Como, de fato, não disseram. Houve um coro de "não" e "de jeito
nenhum". O que me agradou, pois indicava que, obviamente, sentiam que eu
não era um deles.
Mas então, quando corria para o quarto a fim de dar um rápido
retoque na maquiagem, em homenagem ao que quer que acontecesse depois do
chá, passei pela cozinha. Onde, para minha grande surpresa, Misty 0'Malley
estava lavando um panelão. Para isso, fora obrigada a trepar numa cadeira.
Embora eu tivesse certeza de que não precisara realmente trepar numa cadeira,
só o fizera para que a achassem uma gracinha, tão delicada!

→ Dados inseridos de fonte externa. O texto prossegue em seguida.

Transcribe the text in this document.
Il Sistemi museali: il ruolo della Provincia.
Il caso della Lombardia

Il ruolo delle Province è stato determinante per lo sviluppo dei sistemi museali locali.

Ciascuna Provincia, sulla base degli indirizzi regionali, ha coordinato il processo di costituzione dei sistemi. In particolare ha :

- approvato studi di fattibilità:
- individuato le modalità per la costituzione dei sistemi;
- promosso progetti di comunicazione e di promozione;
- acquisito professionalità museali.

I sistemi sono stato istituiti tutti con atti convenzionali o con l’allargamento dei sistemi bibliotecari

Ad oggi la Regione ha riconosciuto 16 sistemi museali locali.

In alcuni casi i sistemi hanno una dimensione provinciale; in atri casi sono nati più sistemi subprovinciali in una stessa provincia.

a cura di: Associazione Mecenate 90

No ato me arrependi por não ter insistido em ajudar na arrumação. Eu
nunca achava que fazia coisa alguma direito. Se tivesse ajudado e Misty 0'Malley
não, teria me sentido uma perfeita otária. Mas, no caso contrário, com Misty
ajudando e eu tirando o corpo fora, me senti preguiçosa e imprestável.
Assim, quando voltei, experimentei vagar sem rumo pelo aposento com
uma manteigueira, até um dos suéteres me deter:
— Não precisa fazer isso. — Com delicadeza, tomou a manteigueira de
minha mão, que se abriu sem a menor resistência.
Fiquei encantada. Segura essa, Misty 0'Malley!
— Pusemos você na equipe do Don — prosseguiu ele.
Não compreendi o que isso queria dizer. Equipe do Don? Achei que
devia ser alguma coisa do tipo do grupo da Josephine.
— Amanhã você está na equipe do café da manhã. Espero que seja do
tipo que acorda fácil, porque o batente começa às sete.
Ele só podia estar brincando comigo.
— Ha, ha. — Pisquei o olho para ele, conivente. — Essa é boa.